In the 'post-feminist' decades, individualistic (phallic) characteristics may be personified by a female protagonist; and the de-humanising corporation by mother-as-survival-machine. However, the latter no longer signifies the paranoia of MacCarthyism but the ethos of the multi-national corporation, all-too-clearly out of 'democratic' control, and intent on subordinating the (male) individual to its corporate (female) ends.
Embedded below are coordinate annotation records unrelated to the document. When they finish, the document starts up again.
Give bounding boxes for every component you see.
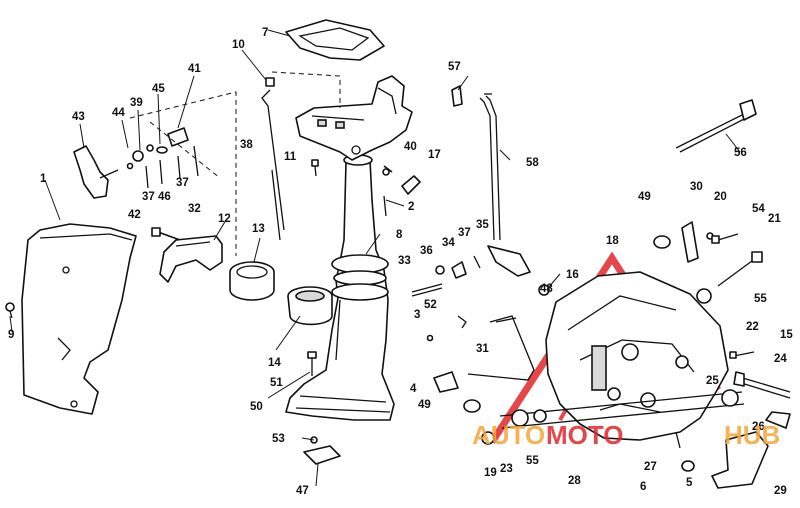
callout-30: 30 <box>690 181 703 193</box>
callout-22: 22 <box>746 321 759 333</box>
part-15-screw <box>729 351 755 359</box>
part-51-bolt <box>307 351 317 376</box>
callout-14: 14 <box>268 357 281 369</box>
watermark-hub: HUB <box>724 420 780 450</box>
callout-38: 38 <box>240 139 253 151</box>
callout-21: 21 <box>768 213 781 225</box>
callout-27: 27 <box>644 461 657 473</box>
callout-32: 32 <box>188 203 201 215</box>
callout-3: 3 <box>414 309 420 321</box>
watermark-auto: AUTO <box>472 420 545 450</box>
callout-6: 6 <box>640 481 646 493</box>
callout-57: 57 <box>448 61 461 73</box>
callout-36: 36 <box>420 245 433 257</box>
callout-37b: 37 <box>142 191 155 203</box>
part-40-2-17 <box>382 165 421 217</box>
callout-44: 44 <box>112 107 125 119</box>
part-58-hose <box>479 93 501 241</box>
callout-50: 50 <box>250 401 263 413</box>
callout-54: 54 <box>752 203 765 215</box>
callout-11: 11 <box>284 151 297 163</box>
callout-45: 45 <box>152 83 165 95</box>
callout-23: 23 <box>500 463 513 475</box>
part-9-screw <box>5 302 15 319</box>
callout-37c: 37 <box>458 227 471 239</box>
callout-12: 12 <box>218 213 231 225</box>
callout-56: 56 <box>734 147 747 159</box>
part-23-tilt-tube <box>481 389 745 445</box>
callout-16: 16 <box>566 269 579 281</box>
callout-49a: 49 <box>638 191 651 203</box>
part-55-nut <box>696 288 712 304</box>
swivel-top-housing <box>295 75 413 161</box>
callout-4: 4 <box>410 383 417 395</box>
parts-26-29-5-27-6 <box>675 411 791 489</box>
callout-28: 28 <box>568 475 581 487</box>
parts-33-37-hardware <box>411 245 531 297</box>
part-32-screw <box>151 227 181 241</box>
callout-40: 40 <box>404 141 417 153</box>
callout-34: 34 <box>442 237 455 249</box>
part-24-springs <box>733 371 791 399</box>
callout-9: 9 <box>8 329 14 341</box>
watermark-text: AUTO MOTO HUB <box>472 420 780 450</box>
callout-37a: 37 <box>176 177 189 189</box>
part-56-strap <box>675 99 757 153</box>
parts-53-47 <box>303 436 341 465</box>
callout-47: 47 <box>296 485 309 497</box>
callout-10: 10 <box>232 39 245 51</box>
watermark-moto: MOTO <box>546 420 624 450</box>
small-hardware-cluster <box>126 127 199 189</box>
callout-58: 58 <box>526 157 539 169</box>
callout-13: 13 <box>252 223 265 235</box>
callout-46: 46 <box>158 191 171 203</box>
callout-33: 33 <box>398 255 411 267</box>
callout-1: 1 <box>40 173 47 185</box>
callout-19: 19 <box>484 467 497 479</box>
callout-24: 24 <box>774 353 787 365</box>
part-14-bearing <box>287 286 333 326</box>
callout-20: 20 <box>714 191 727 203</box>
callout-26: 26 <box>752 421 765 433</box>
callout-42: 42 <box>128 209 141 221</box>
callout-18: 18 <box>606 235 619 247</box>
callout-25: 25 <box>706 375 719 387</box>
callout-17: 17 <box>428 149 441 161</box>
callout-51: 51 <box>270 377 283 389</box>
callout-2: 2 <box>408 201 414 213</box>
callout-53: 53 <box>272 433 285 445</box>
callout-43: 43 <box>72 111 85 123</box>
callout-52: 52 <box>424 299 437 311</box>
callout-5: 5 <box>686 477 693 489</box>
part-12-clamp <box>159 235 223 283</box>
callout-48: 48 <box>540 283 553 295</box>
callout-41: 41 <box>188 63 201 75</box>
callout-55b: 55 <box>526 455 539 467</box>
callout-49b: 49 <box>418 399 431 411</box>
part-43-lever <box>73 145 119 199</box>
callout-labels: 1 2 3 4 5 6 7 8 9 10 11 12 13 14 15 16 1… <box>8 27 793 497</box>
callout-39: 39 <box>130 97 143 109</box>
parts-49-30-20-54 <box>653 221 763 287</box>
part-16-nut <box>538 284 550 296</box>
leader-lines <box>9 29 741 487</box>
callout-7: 7 <box>262 27 268 39</box>
part-13-ring <box>229 261 275 301</box>
callout-31: 31 <box>476 343 489 355</box>
part-10-38-rods <box>261 77 285 241</box>
callout-8: 8 <box>396 229 403 241</box>
part-1-cover <box>21 223 137 415</box>
parts-52-31-handle <box>426 315 535 413</box>
callout-15: 15 <box>780 329 793 341</box>
part-11-bolt <box>311 159 319 177</box>
callout-35: 35 <box>476 219 489 231</box>
part-57-clip <box>451 85 463 107</box>
callout-55a: 55 <box>754 293 767 305</box>
callout-29: 29 <box>774 485 787 497</box>
part-7-gasket <box>285 19 385 61</box>
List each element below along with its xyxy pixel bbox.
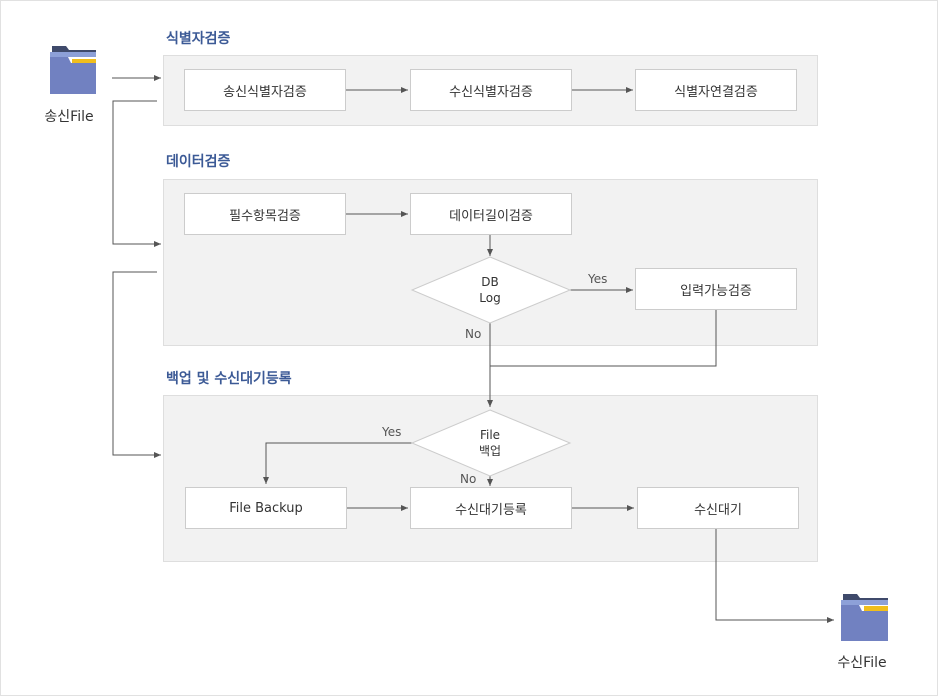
target-folder-icon: [841, 594, 888, 641]
decision-db-log-line1: DB: [481, 275, 499, 289]
arrow-source-to-data-check: [112, 100, 161, 247]
arrow-source-to-backup-register: [112, 271, 161, 458]
arrow-backup-yes-to-file-backup: [263, 442, 412, 484]
decision-db-log-text: DB Log: [450, 272, 530, 308]
decision-db-log: [410, 256, 572, 324]
group-title-id-check: 식별자검증: [166, 31, 231, 47]
node-recv-wait: 수신대기: [637, 487, 799, 529]
node-length-check: 데이터길이검증: [410, 193, 572, 235]
edge-label-db-no: No: [465, 327, 482, 341]
decision-file-backup: [410, 409, 572, 477]
node-id-link-check: 식별자연결검증: [635, 69, 797, 111]
decision-db-log-line2: Log: [479, 291, 501, 305]
node-recv-id-check: 수신식별자검증: [410, 69, 572, 111]
edge-label-backup-yes: Yes: [382, 425, 402, 439]
source-folder-icon: [50, 46, 96, 94]
decision-file-backup-line2: 백업: [478, 444, 502, 458]
node-send-id-check: 송신식별자검증: [184, 69, 346, 111]
decision-file-backup-text: File 백업: [450, 425, 530, 461]
target-file-label: 수신File: [837, 655, 887, 671]
edge-label-backup-no: No: [460, 472, 477, 486]
node-file-backup: File Backup: [185, 487, 347, 529]
arrow-wait-to-target: [715, 529, 834, 623]
group-title-data-check: 데이터검증: [166, 154, 231, 170]
line-input-to-join: [490, 310, 717, 367]
node-input-check: 입력가능검증: [635, 268, 797, 310]
node-required-check: 필수항목검증: [184, 193, 346, 235]
group-title-backup-register: 백업 및 수신대기등록: [166, 371, 292, 387]
decision-diamonds: [410, 256, 572, 477]
node-recv-register: 수신대기등록: [410, 487, 572, 529]
decision-file-backup-line1: File: [479, 428, 501, 442]
source-file-label: 송신File: [44, 109, 94, 125]
edge-label-db-yes: Yes: [588, 272, 608, 286]
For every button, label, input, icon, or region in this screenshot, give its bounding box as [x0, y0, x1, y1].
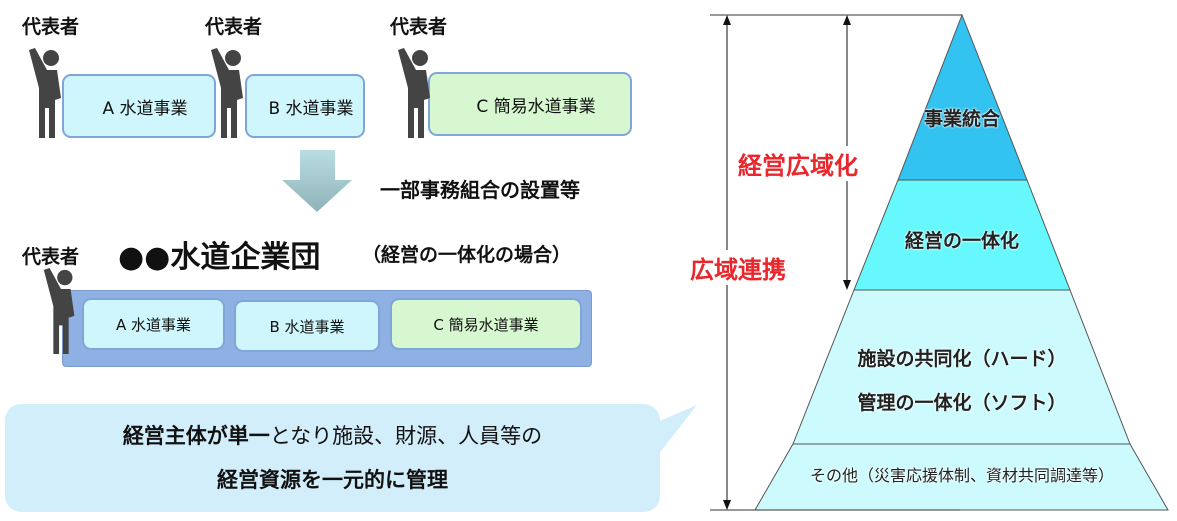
- bubble-text: となり施設、財源、人員等の: [269, 424, 543, 448]
- level-3-label-2: 管理の一体化（ソフト）: [857, 392, 1067, 414]
- unit-box-c: C 簡易水道事業: [428, 72, 632, 136]
- level-4-label: その他（災害応援体制、資材共同調達等）: [809, 466, 1114, 485]
- bubble-emphasis: 経営主体が単一: [122, 424, 270, 448]
- representative-label: 代表者: [22, 246, 80, 268]
- unit-box-b: B 水道事業: [234, 300, 380, 352]
- unit-label: A 水道事業: [102, 98, 188, 119]
- level-2-label: 経営の一体化: [904, 230, 1019, 252]
- unit-box-b: B 水道事業: [245, 74, 365, 138]
- unit-label: C 簡易水道事業: [433, 315, 539, 334]
- outer-range-label: 広域連携: [690, 250, 786, 285]
- level-3-label: 施設の共同化（ハード）: [857, 348, 1067, 370]
- unit-label: C 簡易水道事業: [476, 96, 596, 117]
- pyramid-level-4: [754, 443, 1169, 511]
- arrow-caption: 一部事務組合の設置等: [380, 178, 580, 202]
- speech-bubble: [5, 404, 697, 512]
- bubble-line-1: 経営主体が単一となり施設、財源、人員等の: [5, 420, 660, 450]
- bubble-line-2: 経営資源を一元的に管理: [217, 468, 448, 492]
- unit-box-a: A 水道事業: [82, 298, 225, 350]
- unit-box-c: C 簡易水道事業: [390, 298, 582, 350]
- unit-label: B 水道事業: [269, 317, 345, 336]
- representative-label: 代表者: [22, 16, 80, 38]
- representative-label: 代表者: [205, 16, 263, 38]
- unit-label: A 水道事業: [115, 315, 192, 334]
- down-arrow-icon: [282, 150, 352, 212]
- unit-box-a: A 水道事業: [62, 74, 216, 138]
- unit-label: B 水道事業: [268, 98, 354, 119]
- organization-subtitle: （経営の一体化の場合）: [362, 244, 572, 266]
- organization-title: ●●水道企業団: [118, 240, 321, 275]
- level-1-label: 事業統合: [923, 108, 1000, 130]
- representative-label: 代表者: [390, 16, 448, 38]
- inner-range-label: 経営広域化: [738, 146, 858, 181]
- pyramid-level-1: [897, 13, 1028, 181]
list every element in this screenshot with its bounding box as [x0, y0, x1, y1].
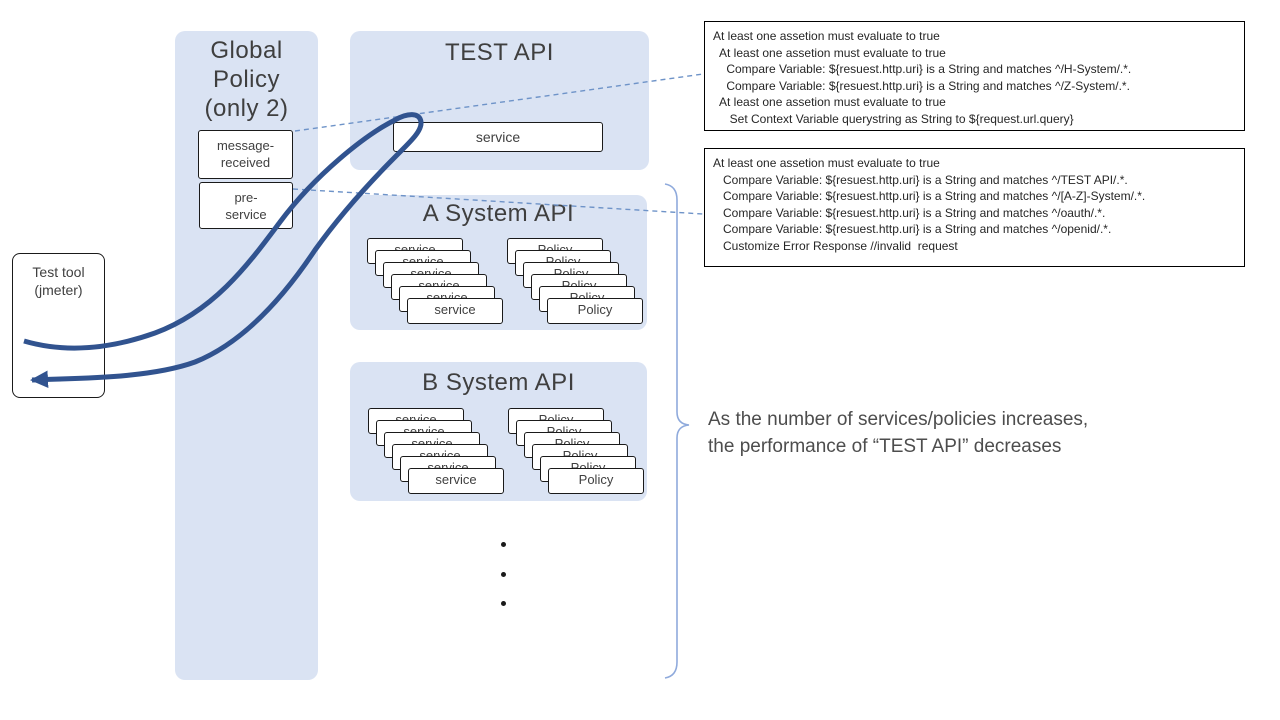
- vertical-ellipsis-dot: [501, 542, 506, 547]
- vertical-ellipsis-dot: [501, 572, 506, 577]
- test-tool-label: (jmeter): [34, 282, 83, 298]
- assertion-line: Customize Error Response //invalid reque…: [713, 238, 958, 253]
- global-policy-title-line: (only 2): [204, 95, 289, 122]
- test-api-service-box: service: [393, 122, 603, 152]
- stack-box: Policy: [548, 468, 644, 494]
- b-system-api-title: B System API: [422, 369, 575, 396]
- global-policy-title: Global Policy (only 2): [175, 36, 318, 123]
- assertion-line: Compare Variable: ${resuest.http.uri} is…: [713, 205, 1106, 220]
- a-system-api-panel: A System API serviceserviceserviceservic…: [350, 195, 647, 330]
- assertion-line: Set Context Variable querystring as Stri…: [713, 111, 1074, 126]
- b-system-service-stack: serviceserviceserviceserviceserviceservi…: [368, 408, 508, 500]
- pre-service-box: pre- service: [199, 182, 293, 229]
- stack-box: service: [407, 298, 503, 324]
- test-api-title: TEST API: [445, 39, 554, 66]
- performance-note: As the number of services/policies incre…: [708, 406, 1088, 460]
- test-tool-box: Test tool (jmeter): [12, 253, 105, 398]
- a-system-service-stack: serviceserviceserviceserviceserviceservi…: [367, 238, 507, 330]
- message-received-label: message-: [216, 138, 275, 153]
- assertion-line: Compare Variable: ${resuest.http.uri} is…: [713, 78, 1130, 93]
- test-api-panel: TEST API service: [350, 31, 649, 170]
- assertion-line: At least one assetion must evaluate to t…: [713, 45, 946, 60]
- performance-note-line: As the number of services/policies incre…: [708, 409, 1089, 430]
- b-system-api-panel: B System API serviceserviceserviceservic…: [350, 362, 647, 501]
- a-system-api-title: A System API: [422, 200, 575, 227]
- global-policy-assertions-box: At least one assetion must evaluate to t…: [704, 21, 1245, 131]
- performance-note-line: the performance of “TEST API” decreases: [708, 436, 1062, 457]
- assertion-line: At least one assetion must evaluate to t…: [713, 29, 940, 43]
- system-apis-brace: [664, 183, 690, 679]
- assertion-line: Compare Variable: ${resuest.http.uri} is…: [713, 189, 1146, 203]
- stack-box: service: [408, 468, 504, 494]
- global-policy-title-line: Policy: [212, 66, 281, 93]
- a-system-policy-stack: PolicyPolicyPolicyPolicyPolicyPolicy: [507, 238, 647, 330]
- assertion-line: At least one assetion must evaluate to t…: [713, 156, 940, 170]
- global-policy-panel: Global Policy (only 2) message- received…: [175, 31, 318, 680]
- stack-box: Policy: [547, 298, 643, 324]
- pre-service-label: service: [225, 207, 267, 222]
- assertion-line: At least one assetion must evaluate to t…: [713, 95, 946, 109]
- b-system-policy-stack: PolicyPolicyPolicyPolicyPolicyPolicy: [508, 408, 648, 500]
- test-tool-label: Test tool: [32, 264, 85, 280]
- pre-service-assertions-box: At least one assetion must evaluate to t…: [704, 148, 1245, 267]
- pre-service-label: pre-: [234, 190, 258, 205]
- message-received-label: received: [220, 155, 271, 170]
- assertion-line: Compare Variable: ${resuest.http.uri} is…: [713, 62, 1132, 76]
- global-policy-title-line: Global: [210, 37, 283, 64]
- vertical-ellipsis-dot: [501, 601, 506, 606]
- assertion-line: Compare Variable: ${resuest.http.uri} is…: [713, 222, 1112, 236]
- message-received-box: message- received: [198, 130, 293, 179]
- assertion-line: Compare Variable: ${resuest.http.uri} is…: [713, 172, 1128, 187]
The popular male conception of feminism in the 1980s is also that of anti-individualism, and the subordination of men to its 'corporate' interest — in short, an imagined monstrous regiment of 'the female'. Thus, such purportedly 'progressive' film narratives may simultaneously validate the tokenistic incorporation of women to the ranks of a phallic-individualist 'pro-feminism', whilst demonising 'the feminine' (feminism) as ruthless corporatism — and demonising (actually male) corporatism as 'alien-feminine'. Confused? You will be!
Where does the lesbian subject find herself (as she clearly does) in these narratives? Are these texts 'positive' and 'progressive' in feminist terms. If not, how are lesbian spectators 'reading against the grain' in order to experience a pleasurable/ subversive identification and/or desire? Are lesbian spectators identifying with the androgynous 'final girl', or with the subversive erotic potential of the 'monstrous feminine'? Or is lesbian subjectivity disseminated through narrative positions in quite a different way?